My reader will hardly accuse me of painting myself in too flattering colours. I only wish I could promise him that the record of my folly should end here. But, alas! if he has patience to read my story to the end he will find that Frederick Batchelor's folly was too inveterate to be chased away by two black eyes and a piece of bad news.

But for the time being I was fairly cowed. As I lay awake that next morning, after a night of feverish tossing and dreaming, I could think of nothing but my friend Smith--ill, perhaps dying, in the hospital at Packworth. I could do nothing to help him; I might not even go near him. Who could tell if ever I should see him again? And then came the memory of my cowardly refusal to stand up for him in his absence when he was being insulted and mocked behind his back. No wonder I despised myself and hated my life in London without him!

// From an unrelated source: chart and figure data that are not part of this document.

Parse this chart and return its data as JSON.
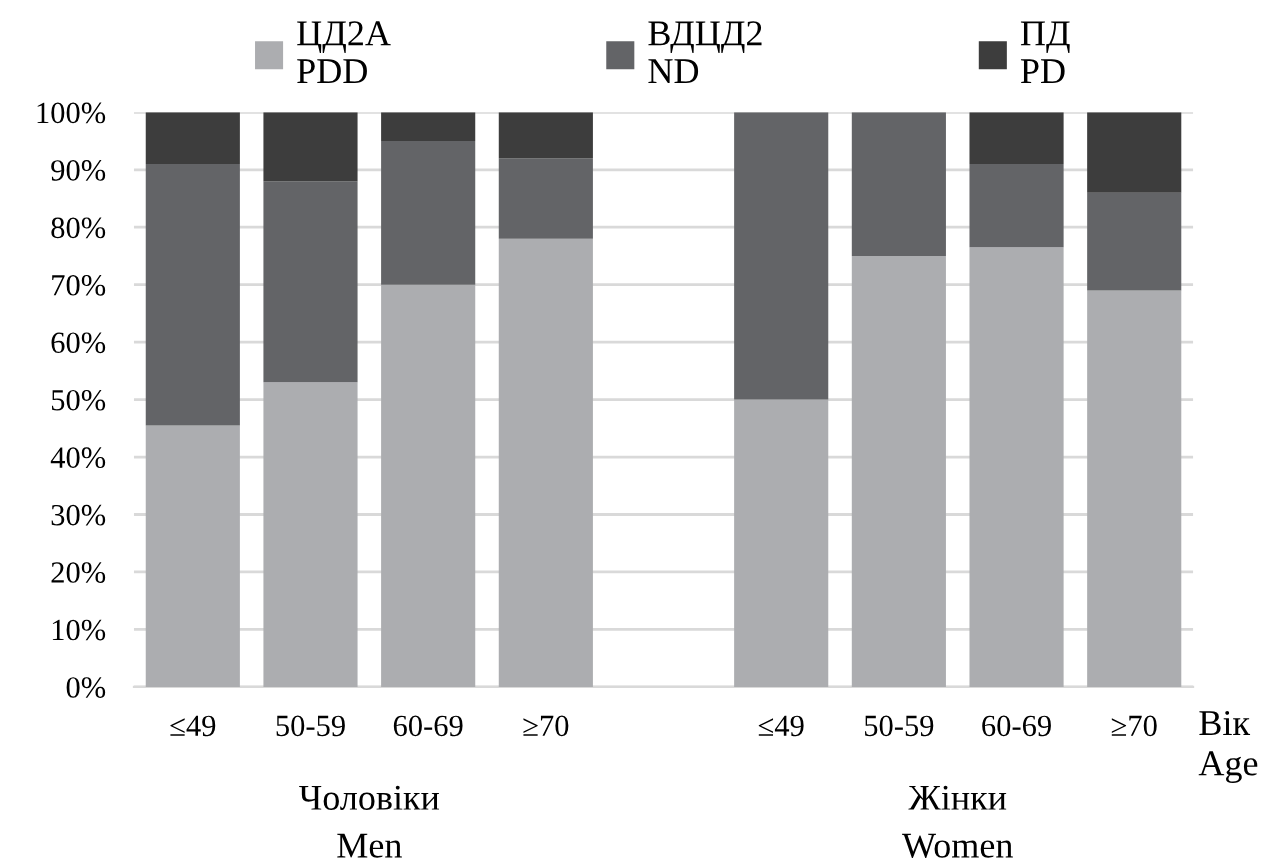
{
  "chart_data": {
    "type": "bar",
    "stacked": true,
    "categories": [
      "≤49",
      "50-59",
      "60-69",
      "≥70",
      null,
      "≤49",
      "50-59",
      "60-69",
      "≥70"
    ],
    "series": [
      {
        "name": "ЦД2А\nPDD",
        "color": "#acadb0",
        "values": [
          45.5,
          53,
          70,
          78,
          null,
          50,
          75,
          76.5,
          69
        ]
      },
      {
        "name": "ВДЦД2\nND",
        "color": "#636467",
        "values": [
          45.5,
          35,
          25,
          14,
          null,
          50,
          25,
          14.5,
          17
        ]
      },
      {
        "name": "ПД\nPD",
        "color": "#3d3d3d",
        "values": [
          9,
          12,
          5,
          8,
          null,
          0,
          0,
          9,
          14
        ]
      }
    ],
    "xlabel": "Вік\nAge",
    "annotations": [
      "Чоловіки\nMen",
      "Жінки\nWomen"
    ],
    "ylim": [
      0,
      100
    ],
    "yticks": [
      {
        "value": 0,
        "label": "0%"
      },
      {
        "value": 10,
        "label": "10%"
      },
      {
        "value": 20,
        "label": "20%"
      },
      {
        "value": 30,
        "label": "30%"
      },
      {
        "value": 40,
        "label": "40%"
      },
      {
        "value": 50,
        "label": "50%"
      },
      {
        "value": 60,
        "label": "60%"
      },
      {
        "value": 70,
        "label": "70%"
      },
      {
        "value": 80,
        "label": "80%"
      },
      {
        "value": 90,
        "label": "90%"
      },
      {
        "value": 100,
        "label": "100%"
      }
    ],
    "grid": "y",
    "legend": "top"
  }
}
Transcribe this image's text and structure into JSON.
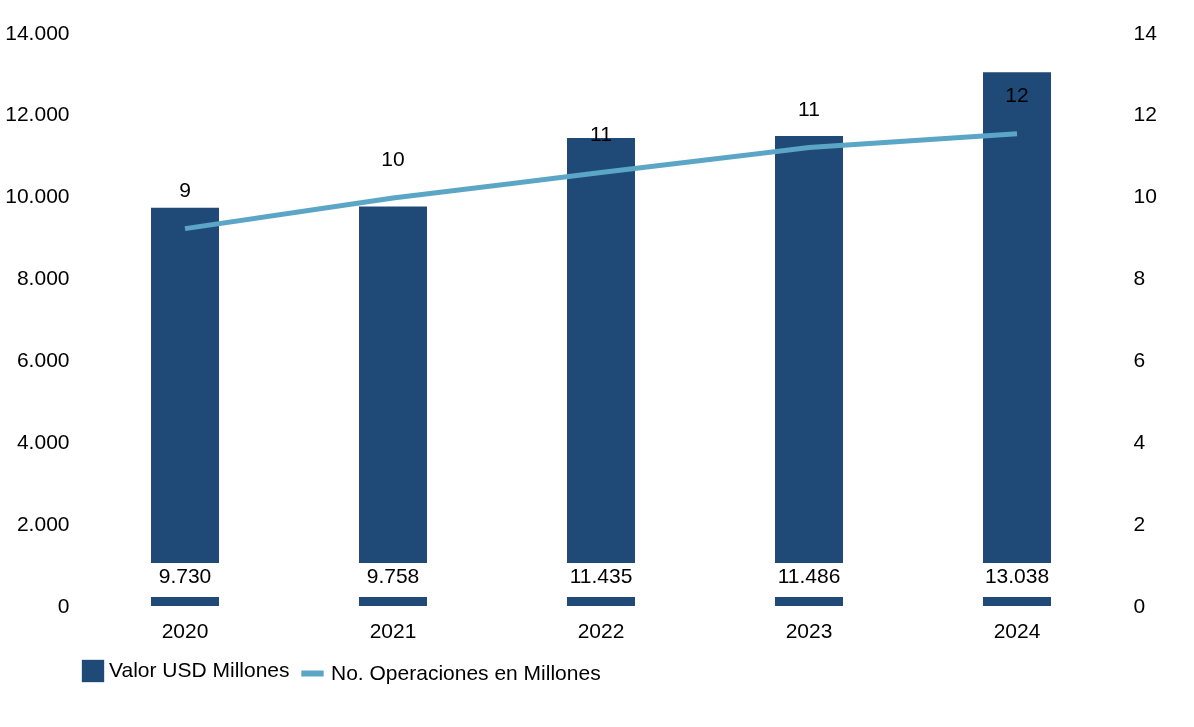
{
  "chart_data": {
    "type": "bar",
    "categories": [
      "2020",
      "2021",
      "2022",
      "2023",
      "2024"
    ],
    "series": [
      {
        "name": "Valor USD Millones",
        "color": "#1f4a78",
        "values": [
          9730,
          9758,
          11435,
          11486,
          13038
        ],
        "value_labels": [
          "9.730",
          "9.758",
          "11.435",
          "11.486",
          "13.038"
        ]
      },
      {
        "name": "No. Operaciones en Millones",
        "type": "line",
        "axis": "y2",
        "color": "#5ba6c6",
        "values": [
          9.22,
          9.97,
          10.59,
          11.2,
          11.54
        ],
        "value_labels": [
          "9",
          "10",
          "11",
          "11",
          "12"
        ]
      }
    ],
    "ylim": [
      0,
      14000
    ],
    "yticks": [
      {
        "value": 0,
        "label": "0"
      },
      {
        "value": 2000,
        "label": "2.000"
      },
      {
        "value": 4000,
        "label": "4.000"
      },
      {
        "value": 6000,
        "label": "6.000"
      },
      {
        "value": 8000,
        "label": "8.000"
      },
      {
        "value": 10000,
        "label": "10.000"
      },
      {
        "value": 12000,
        "label": "12.000"
      },
      {
        "value": 14000,
        "label": "14.000"
      }
    ],
    "y2lim": [
      0,
      14
    ],
    "y2ticks": [
      0,
      2,
      4,
      6,
      8,
      10,
      12,
      14
    ],
    "grid": false,
    "legend": "bottom"
  }
}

I got out of bed, determined at all costs to turn over a new leaf, and show every one that I _was_ ashamed of what I had done. But as I did so I became faint and sick, and was obliged to crawl back to bed. I had all this time nearly forgotten my bruises and injuries of the previous evening, but I was painfully reminded of them now, and gradually all the misery of that exploit returned, and along with it a new alarm.

If Smith had caught smallpox from that wretched little street boy, was it not possible--nay, probable--I might be beginning with it too? It was not a pleasant thought, and the bare suggestion was enough to convince me I was really becoming ill.

"I say, aren't you going to get up?" said young Larkins, at my bedside, presently, evidently having come to see how I was getting on after last night's sensation: "or are you queer still?"

"I'm very queer," said I, "and can't get up. I think I'm going to be ill, Larkins. Would you mind calling at Hawk Street, and telling them there?"

"All right!" said Larkins. "But what's the matter with you?"

"I'm not quite sure, but I'm afraid--have I got any spots coming out on my face?"

"Eh? No; but your face is all black and blue, and there's a big b.u.mp on one cheek."